初始化:
1.安裝了node
2.新建一個文件夾
3.在該文件夾中初始化node應用
npm init
安裝依賴:
- 使用express框架
- 使用superagent庫:
superagent 是一個輕量級、漸進式的請求庫,內部依賴 nodejs 原生的請求 api,適用於 nodejs 環境
- 使用cheerio庫:
cheerio 是 nodejs 的抓取頁面模塊,爲服務器特別定製的,快速、靈活、實施的 jQuery 核心實現。適合各種 Web 爬蟲程序。node.js 版的 jQuery。
npm i express cheerio superagent -D
代碼展示:
1.首先引入模塊
const express = require("express")
const app = express()
const fs = require("fs")
const superagent = require("superagent")
const cheerio = require("cheerio")
2.聲明要爬的網站URL
const lagouURL = "https://www.lagou.com/guangzhou-zhaopin/webqianduan/";
const code = "/?filterOption=3&sid=b87c46399fd24f618b97b395f945ab1b";
3.請求數據
superagent.get(url).end((err, res) => {
if (err) {
console.log("獲取失敗")
} else {
let data = getHotData(res,i)
ListData=ListData.concat(data)
}
})
4.分析數據
let getHotData = (res,i) => {
let hotNews = []
let $ = cheerio.load(res.text);
$("#s_position_list ul>.con_list_item").each(function (index) {
// if (index !== 0) {
const $item = $(this).children();
const position=$item.find(".list_item_top .position .p_top a h3").text()
const region=$item.find(".list_item_top .position .p_top a .add").text()
const title=$item.find(".list_item_top .position .p_top a .format-time").text()
const link=$item.find(".list_item_top .position .p_top a").attr("href")
const money=$item.find(".list_item_top .position .p_bot .li_b_l").text()
const education=$item.find(".list_item_top .position .p_bot .li_b_l span").text()
const company_name=$item.find(".list_item_top .company .company_name a").text()
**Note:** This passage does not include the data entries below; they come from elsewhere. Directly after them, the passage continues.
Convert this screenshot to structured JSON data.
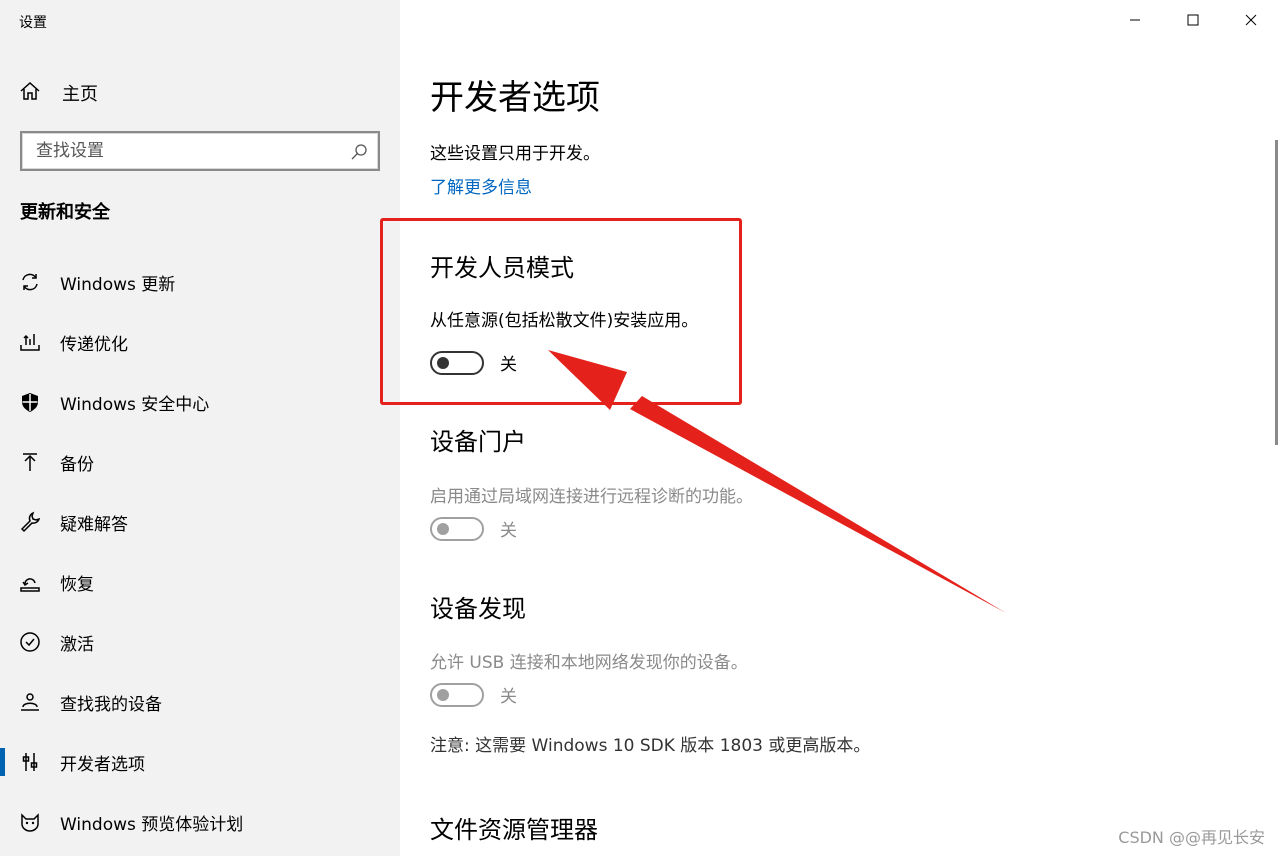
{
  "window": {
    "title": "设置"
  },
  "sidebar": {
    "home_label": "主页",
    "search_placeholder": "查找设置",
    "section_title": "更新和安全",
    "items": [
      {
        "label": "Windows 更新",
        "icon": "refresh-icon"
      },
      {
        "label": "传递优化",
        "icon": "delivery-icon"
      },
      {
        "label": "Windows 安全中心",
        "icon": "shield-icon"
      },
      {
        "label": "备份",
        "icon": "backup-arrow-icon"
      },
      {
        "label": "疑难解答",
        "icon": "wrench-icon"
      },
      {
        "label": "恢复",
        "icon": "recovery-icon"
      },
      {
        "label": "激活",
        "icon": "check-circle-icon"
      },
      {
        "label": "查找我的设备",
        "icon": "person-location-icon"
      },
      {
        "label": "开发者选项",
        "icon": "developer-tools-icon",
        "active": true
      },
      {
        "label": "Windows 预览体验计划",
        "icon": "cat-icon"
      }
    ]
  },
  "main": {
    "title": "开发者选项",
    "description": "这些设置只用于开发。",
    "learn_more": "了解更多信息",
    "developer_mode": {
      "title": "开发人员模式",
      "description": "从任意源(包括松散文件)安装应用。",
      "toggle_label": "关"
    },
    "device_portal": {
      "title": "设备门户",
      "description": "启用通过局域网连接进行远程诊断的功能。",
      "toggle_label": "关"
    },
    "device_discovery": {
      "title": "设备发现",
      "description": "允许 USB 连接和本地网络发现你的设备。",
      "toggle_label": "关",
      "note": "注意: 这需要 Windows 10 SDK 版本 1803 或更高版本。"
    },
    "file_explorer": {
      "title": "文件资源管理器"
    }
  },
  "colors": {
    "accent": "#0063b1",
    "link": "#0067c0",
    "annotation": "#e5211b"
  },
  "watermark": "CSDN @@再见长安"
}
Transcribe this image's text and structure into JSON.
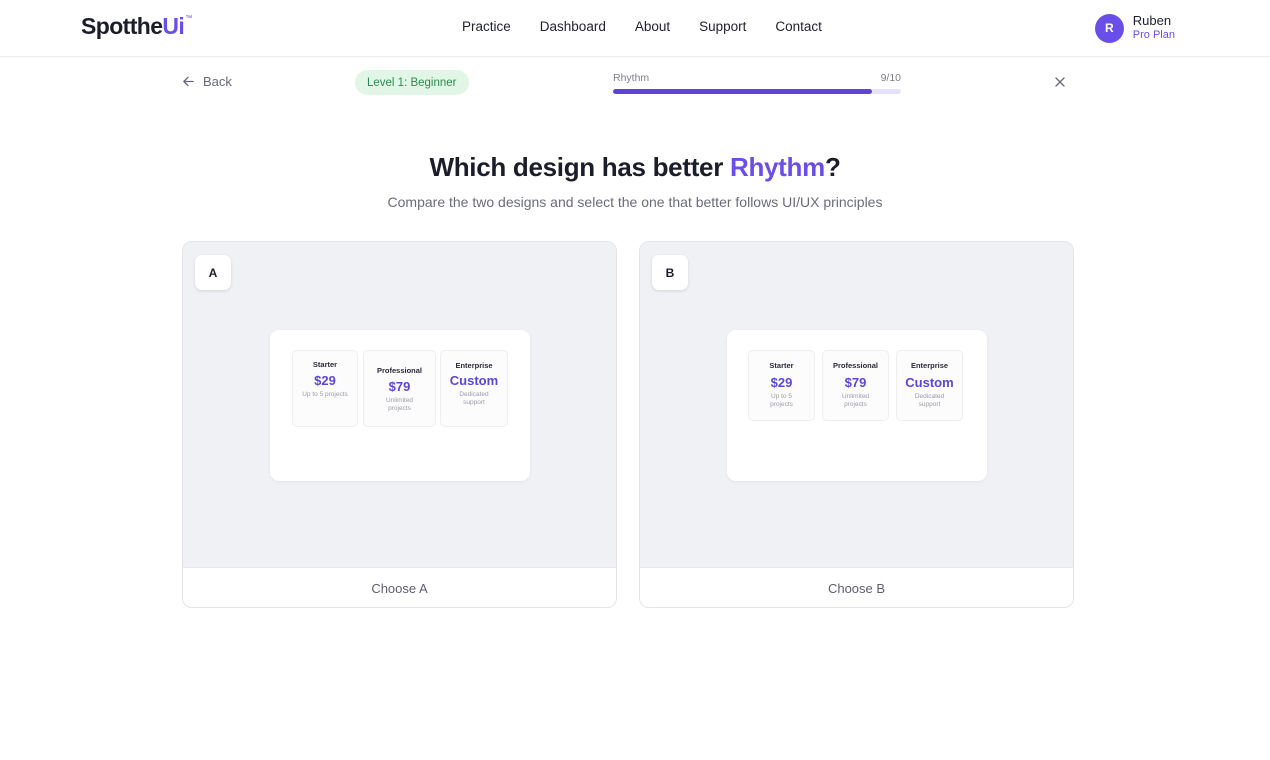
{
  "header": {
    "logo_main": "Spotthe",
    "logo_accent": "Ui",
    "logo_mark": "™",
    "nav": [
      "Practice",
      "Dashboard",
      "About",
      "Support",
      "Contact"
    ],
    "user": {
      "initial": "R",
      "name": "Ruben",
      "plan": "Pro Plan"
    }
  },
  "toolbar": {
    "back_label": "Back",
    "level": "Level 1: Beginner",
    "progress_label": "Rhythm",
    "progress_count": "9/10",
    "progress_value": 0.9
  },
  "question": {
    "prefix": "Which design has better ",
    "highlight": "Rhythm",
    "suffix": "?",
    "subtitle": "Compare the two designs and select the one that better follows UI/UX principles"
  },
  "options": [
    {
      "label": "A",
      "choose": "Choose A",
      "tiers": [
        {
          "name": "Starter",
          "price": "$29",
          "desc": "Up to 5 projects"
        },
        {
          "name": "Professional",
          "price": "$79",
          "desc": "Unlimited projects"
        },
        {
          "name": "Enterprise",
          "price": "Custom",
          "desc": "Dedicated support"
        }
      ]
    },
    {
      "label": "B",
      "choose": "Choose B",
      "tiers": [
        {
          "name": "Starter",
          "price": "$29",
          "desc": "Up to 5 projects"
        },
        {
          "name": "Professional",
          "price": "$79",
          "desc": "Unlimited projects"
        },
        {
          "name": "Enterprise",
          "price": "Custom",
          "desc": "Dedicated support"
        }
      ]
    }
  ],
  "colors": {
    "accent": "#6a4ee8",
    "progress_fill": "#5d43d6",
    "badge_bg": "#e2f6e7",
    "badge_text": "#2e8b4b"
  }
}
const industry=$item.find(".list_item_top .company .industry").text()
const com_logo=$item.find(".list_item_top .com_logo a img").attr("src")
const com_link=$item.find(".list_item_top .com_logo a").attr("href")
const skill=$item.find(".list_item_bot .li_b_l span").text()
const guarantee=$item.find(".list_item_bot .li_b_r").text()
const id=(i-1)*15+index+1
hotNews.push({ id, position, region, title, link,money,education,company_name,com_link,com_logo,industry,skill,guarantee})
// }
})
return hotNews
}
5.保存數據
fs.writeFileSync(`${__dirname}/data.json`, JSON.stringify(ListData), 'utf-8', (err) => {
if (err) {
console.log(err)
}
})
6.完整代碼
const express = require("express")
const app = express()
const fs = require("fs")
const superagent = require("superagent")
const cheerio = require("cheerio")
const lagouURL = "https://www.lagou.com/guangzhou-zhaopin/webqianduan/";
const code = "/?filterOption=3&sid=b87c46399fd24f618b97b395f945ab1b";
app.get("/", (req, key) => {
let i = 0
let ListData=[]
let timer = setInterval(() => {
i++
let url = lagouURL + i + code
if (i >=30) {
// key.send(ListData)
if (ListData.length > 0) {
fs.writeFileSync(`${__dirname}/data.json`, JSON.stringify(ListData), 'utf-8', (err) => {
if (err) {
console.log(err)
}
})
}
clearInterval(timer)
} else {
console.log(url,i)
superagent.get(url).end((err, res) => {
if (err) {
console.log("獲取失敗")
} else {
let data = getHotData(res,i)
ListData=ListData.concat(data)
}
})
}
}, 1000)
})
let getHotData = (res,i) => {
let hotNews = []
let $ = cheerio.load(res.text);
$("#s_position_list ul>.con_list_item").each(function (index) {
// if (index !== 0) {
const $item = $(this).children();
const position=$item.find(".list_item_top .position .p_top a h3").text()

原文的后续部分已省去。